By Sarah Pringle and Milana Vinn
As fear continues to circulate the market amid the coronavirus outbreak, PE investors, bankers and lenders are attempting to hash out how their deals and processes could be disrupted.
It’s too soon to say how serious the reaction to COVID-19 will be, but through PE Hub’s conversations with dozens of sources, it’s clear that many sale processes poised to kick off will hit the pause button. Leverage and deal valuations could also be impacted, said sources, who did not want to be identified in sharing personal opinions on the market landscape.
“In speaking to bankers [over the] last few days, they are all delaying their process launches, rightfully,” said a senior member of a large buyout fund. “No one wants to launch during this thing – no one can actually go meet with management teams!”
In fact, another sponsor recently told PE Hub that she was asked to list her travel in the last two weeks for “vetting” before meeting with a company’s deal team. The investment professional was subsequently banned from going to the company’s office because of her travel outside of the US – although none had been to a country with a coronavirus case at that time, she said.
“We are still seeing deals getting done but there is a lot of uncertainty and nervousness …[It’s] just that no one is looking to launch a process amidst all this,” one investment banker said.

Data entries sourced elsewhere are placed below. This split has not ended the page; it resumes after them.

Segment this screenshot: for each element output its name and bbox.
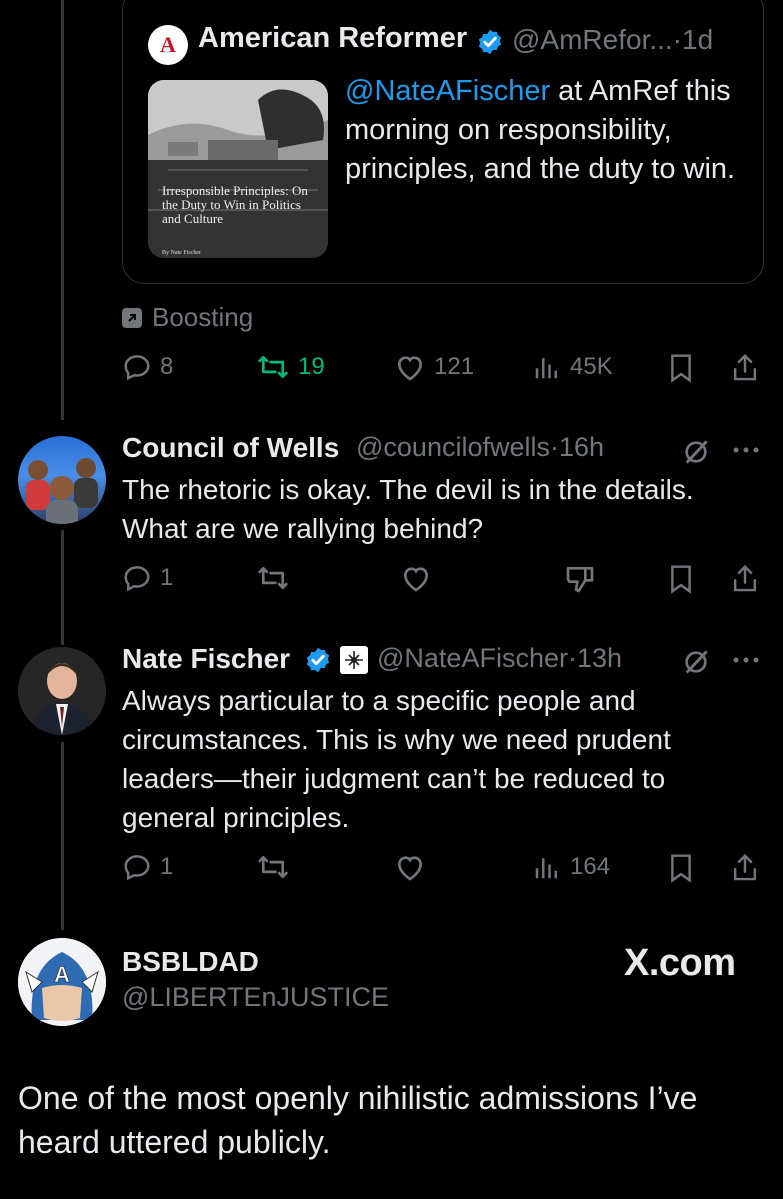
reply1-reply-count: 1 [160, 564, 174, 591]
views-icon [535, 858, 557, 879]
boost-icon [122, 307, 142, 328]
like-icon [397, 356, 423, 381]
affiliate-badge-icon[interactable] [339, 645, 369, 675]
boost-indicator: Boosting [122, 302, 253, 333]
more-icon[interactable] [730, 440, 762, 460]
quoted-account-name-text: American Reformer [198, 22, 468, 54]
grok-icon[interactable] [680, 436, 712, 468]
views-button[interactable]: 45K [532, 352, 613, 382]
views-count: 45K [570, 353, 613, 380]
reply2-reply-count: 1 [160, 853, 174, 880]
repost-button[interactable]: 19 [256, 352, 325, 382]
like-count: 121 [434, 353, 475, 380]
thumbnail-byline: By Nate Fischer [162, 250, 201, 256]
bookmark-icon[interactable] [666, 352, 696, 384]
like-icon[interactable] [394, 852, 426, 882]
reply-icon [124, 566, 150, 592]
helmet-letter: A [54, 962, 70, 987]
reply-button[interactable]: 8 [122, 352, 173, 382]
reply-count: 8 [160, 353, 174, 380]
repost-icon [258, 355, 288, 379]
group-photo [26, 458, 98, 524]
repost-icon[interactable] [256, 563, 290, 593]
reply1-reply-button[interactable]: 1 [122, 563, 173, 593]
reply-icon [124, 355, 150, 381]
captain-helmet-avatar: A [18, 938, 106, 1026]
reply2-reply-button[interactable]: 1 [122, 852, 173, 882]
share-icon[interactable] [730, 352, 760, 384]
like-icon[interactable] [400, 563, 432, 593]
reply1-text: The rhetoric is okay. The devil is in th… [122, 474, 694, 544]
thread-connector-top [61, 0, 64, 420]
reply-icon [124, 855, 150, 881]
verified-icon [478, 29, 502, 55]
landscape-illustration [148, 80, 328, 258]
reply2-views-button[interactable]: 164 [532, 852, 610, 882]
thread-connector-bottom [61, 742, 64, 930]
quoter-post-text: One of the most openly nihilistic admiss… [18, 1080, 698, 1160]
repost-icon[interactable] [256, 852, 290, 882]
share-icon[interactable] [730, 563, 760, 595]
quoter-name[interactable]: BSBLDAD [122, 946, 259, 978]
thread-connector-middle [61, 530, 64, 645]
bookmark-icon[interactable] [666, 563, 696, 595]
dislike-icon[interactable] [564, 563, 596, 595]
american-reformer-logo[interactable]: A [148, 25, 188, 65]
quoted-post-text: @NateAFischer at AmRef this morning on r… [345, 72, 755, 189]
avatar-bsbldad[interactable]: A [18, 938, 106, 1026]
reply2-text: Always particular to a specific people a… [122, 685, 671, 833]
boost-label: Boosting [152, 302, 254, 332]
like-button[interactable]: 121 [394, 352, 474, 382]
x-com-watermark: X.com [624, 942, 736, 984]
reply1-author-name[interactable]: Council of Wells [122, 432, 339, 464]
quoted-article-thumbnail[interactable]: Irresponsible Principles: On the Duty to… [148, 80, 328, 258]
quoted-account-name[interactable]: American Reformer [198, 22, 467, 55]
share-icon[interactable] [730, 852, 760, 884]
verified-icon [306, 647, 330, 673]
mention-link[interactable]: @NateAFischer [345, 75, 550, 107]
reply1-handle-time[interactable]: @councilofwells·16h [356, 432, 604, 463]
quoted-handle-time[interactable]: @AmRefor...·1d [512, 24, 713, 56]
grok-icon[interactable] [680, 646, 712, 678]
quoter-handle[interactable]: @LIBERTEnJUSTICE [122, 982, 389, 1013]
reply2-handle-time[interactable]: @NateAFischer·13h [377, 643, 622, 674]
thumbnail-title: Irresponsible Principles: On the Duty to… [162, 183, 308, 226]
avatar-council-of-wells[interactable] [18, 436, 106, 524]
reply2-views-count: 164 [570, 853, 611, 880]
reply2-author-name[interactable]: Nate Fischer [122, 643, 290, 675]
bookmark-icon[interactable] [666, 852, 696, 884]
portrait-photo [18, 647, 106, 735]
more-icon[interactable] [730, 650, 762, 670]
repost-count: 19 [298, 353, 325, 380]
avatar-nate-fischer[interactable] [18, 647, 106, 735]
views-icon [535, 358, 557, 379]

“We’re likely only a week or two away from people having to make the real decision to either fully pump the brakes or try to muddle through with video conferences,” a second M&A adviser added, noting that the latter is already occurring with respect to his firm’s IPO-advisory roles, with investors calling off in-person meetings.

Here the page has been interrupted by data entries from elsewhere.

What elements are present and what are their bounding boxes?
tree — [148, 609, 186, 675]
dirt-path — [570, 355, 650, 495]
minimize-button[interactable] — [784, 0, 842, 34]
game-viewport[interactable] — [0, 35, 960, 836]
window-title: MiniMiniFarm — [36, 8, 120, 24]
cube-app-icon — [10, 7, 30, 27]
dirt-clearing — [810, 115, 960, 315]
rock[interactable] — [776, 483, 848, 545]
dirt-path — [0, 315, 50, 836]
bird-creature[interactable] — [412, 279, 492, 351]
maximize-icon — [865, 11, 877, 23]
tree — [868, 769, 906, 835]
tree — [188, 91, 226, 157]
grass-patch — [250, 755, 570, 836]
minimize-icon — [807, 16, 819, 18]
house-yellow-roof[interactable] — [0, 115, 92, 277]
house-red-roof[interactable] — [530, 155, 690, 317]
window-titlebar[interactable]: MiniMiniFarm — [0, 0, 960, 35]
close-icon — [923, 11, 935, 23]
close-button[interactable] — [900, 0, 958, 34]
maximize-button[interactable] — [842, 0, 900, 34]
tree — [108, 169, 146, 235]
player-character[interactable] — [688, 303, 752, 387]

So what about sale processes already underway or deals under letter of intent?
The coronavirus is an “easy” or “convenient” excuse to pull a process that’s not going well, a fourth investment banker commented.
A fifth banker told PE Hub the impact of the coronavirus is industry specific. Anyone touching end-markets such as entertainment, travel, hospitality and energy “are stopped indefinitely,” the advisor said. “Not good at all.”
On the other hand, another banker who advises healthcare companies said, “I don’t know of a company yet that is meaningfully impacted.”
Still, in some situations, you could see the timeline get pushed back for companies that were under exclusivity and thought they were two or four weeks away from closing, one lender told PE Hub. “There’s a chance that those investment committees say: ‘We’re pencils down for now.’ Deals that had rounded 3rd could be postponed.”
On leverage and valuations
For ongoing deals or auctions already underway, things seem to be proceeding at the moment – but debt financing is “very much TBD,” one of the sponsors commented. At a minimum, debt commitments in the next few weeks are likely to have less leverage and higher flexibility, this person said.
Market sources agreed that leverage will remain a factor of risk and price. With “almost every deal I [have] worked on, we’ve changed the risk. We price risk by taking leverage down and taking prices up,” one lender told PE Hub.
It’s times like this that even a good company can suffer from liquidity issues in the short term, added another lender. “We’re really going to be looking at balance sheets.”
From a valuation perspective, one of the bankers said that, for now, it’s unclear if COVID-19 will be impactful to valuations beyond 0.50-1.0x turns of EBITDA. There are no concerns on leveraged lending yet, just widening pricing at this point, the banker said.
There is a two-sided effect, another advisor said. “Bankers are now underwriting for higher risk, but the Federal Reserve is actually cutting down interest rates. Although interest is coming down, covenants may tighten up. Banks may want to ask for additional protection and amortization and people on the buy-side may want to wait.”
Another way valuations could potentially be impacted? Sources pointed to a clause known as MAC, material adverse change, or MAE, material adverse event – once common during the global financial crisis. By including such a provision in a transaction agreement, the buyer of the business being acquired can “walk” from a deal if they can prove the company’s financial condition or operations have suffered as a result of the MAC/MAE.
It’s also important to note that while investors and lenders may not be able to control the pace of play, domestically, PE firms and lenders continue to sit on huge sums of capital, sources agreed.
A lot of people that were lining up in January to re-price their loans have also put those on hold, one of the PE sources commented. “There just isn’t a market right now. I’m not reading that as an indication of doomsday. It just happens when there is too much uncertainty. It works itself out eventually.”
The stock market volatility could also be reflected in deal valuations and potentially create some opportunistic activity, one banker added. “PE firms still have all that dry powder and are licking their chops.”